Optimization approach is one of the most important methods in network design. Therefore, a lot of research has been conducted to find an optimal solution for network control problems. In traditional optimization processes, one is quite often faced by a situation where more than one selfish agent is involved in decision making. Different agents might typically have different objectives. To get the optimal solution on the network design, multiple objective optimization techniques are necessary by taking into account complex interactions among network components. However, due to the model complexity among conflicting network performance criteria, it is practically unable to implement realistic network models. Recent results show a strong relation between network design and game theory. Game theory, an alternative name is interactive decision theory, is the study of mathematical models of conflict and cooperation between intelligent rational decision makers. It is a branch of applied mathematics as well as of applied science.
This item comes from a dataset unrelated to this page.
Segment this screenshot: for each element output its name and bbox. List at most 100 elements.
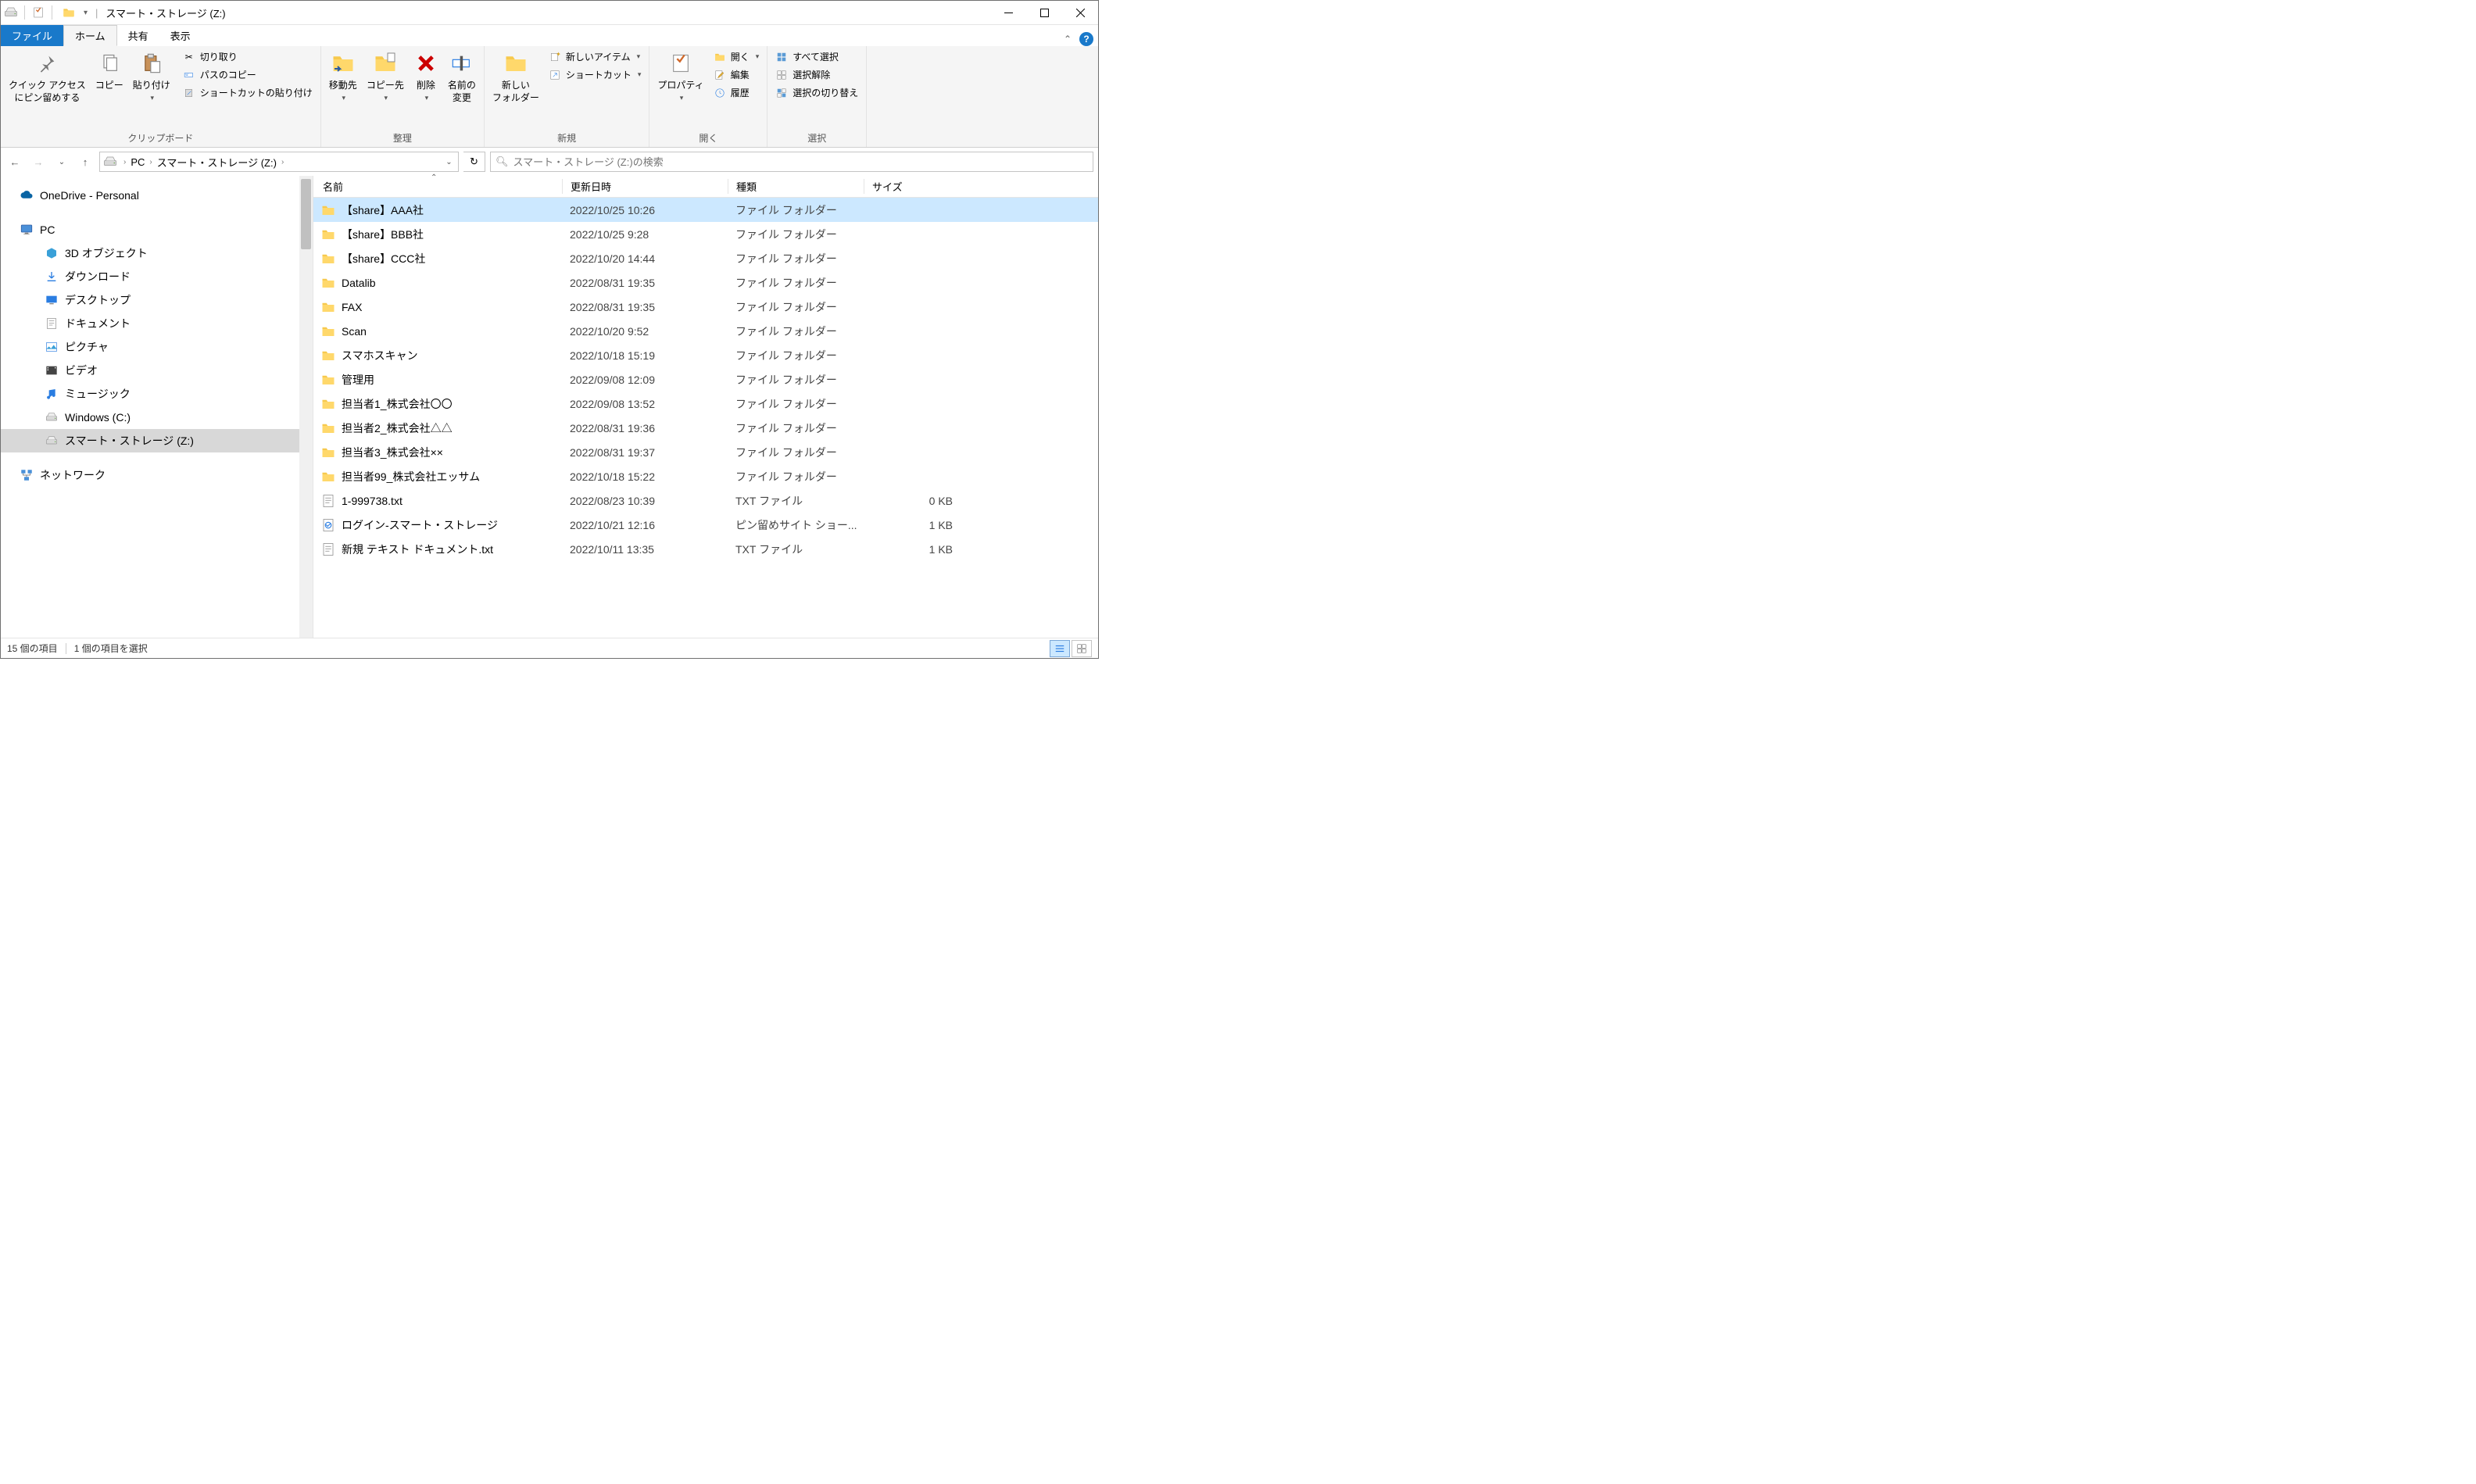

As the name of the theory suggests, game theory was first used to describe and model how human populations behave. Some scholars believe that they can actually predict how actual human populations will behave when confronted with situations analogous to the game being studied. Due to this reason, the essence of a game is the interdependence of player strategies. Therefore, game theory is thought as a science of strategy. It attempts to determine mathematically and logically the actions that players should take to secure the best outcomes for themselves in a wide array of games (Crossman, n.d.).

Usually, a game is a formal description of a strategic situation, and game theory is the study of decision-making where several players must make choices that potentially affect the interests of the other players. Game theory was originally an economic and mathematical theory that predicted that human interaction had the characteristics of a game, including strategies, winners and losers, rewards and punishment, profits and cost, behavior of firms, markets, and consumers. The use of the game theory has since expanded in the social sciences and has been applied to political, sociological, and psychological behaviors as well. Recent advances in game theory have succeeded in describing and prescribing appropriate strategies in several situations of conflict and cooperation. But the theory is far from complete, and in many ways the design of successful strategy remains an art (Dixit, & Nalebuff, n.d.).

The basic ideas of game theory have appeared in various forms throughout history and in numerous sources, including the Bible, the Talmud, the writings of Charles Darwin, Brouwer’s fixed-point theorem and so on. In game theory, the basic assumption is that the decision makers pursue some well defined objectives and take into account their knowledge or expectations of the other decision makers’ behavior (Han, Niyato, Saad, Başar, & Hjørungnes 2011).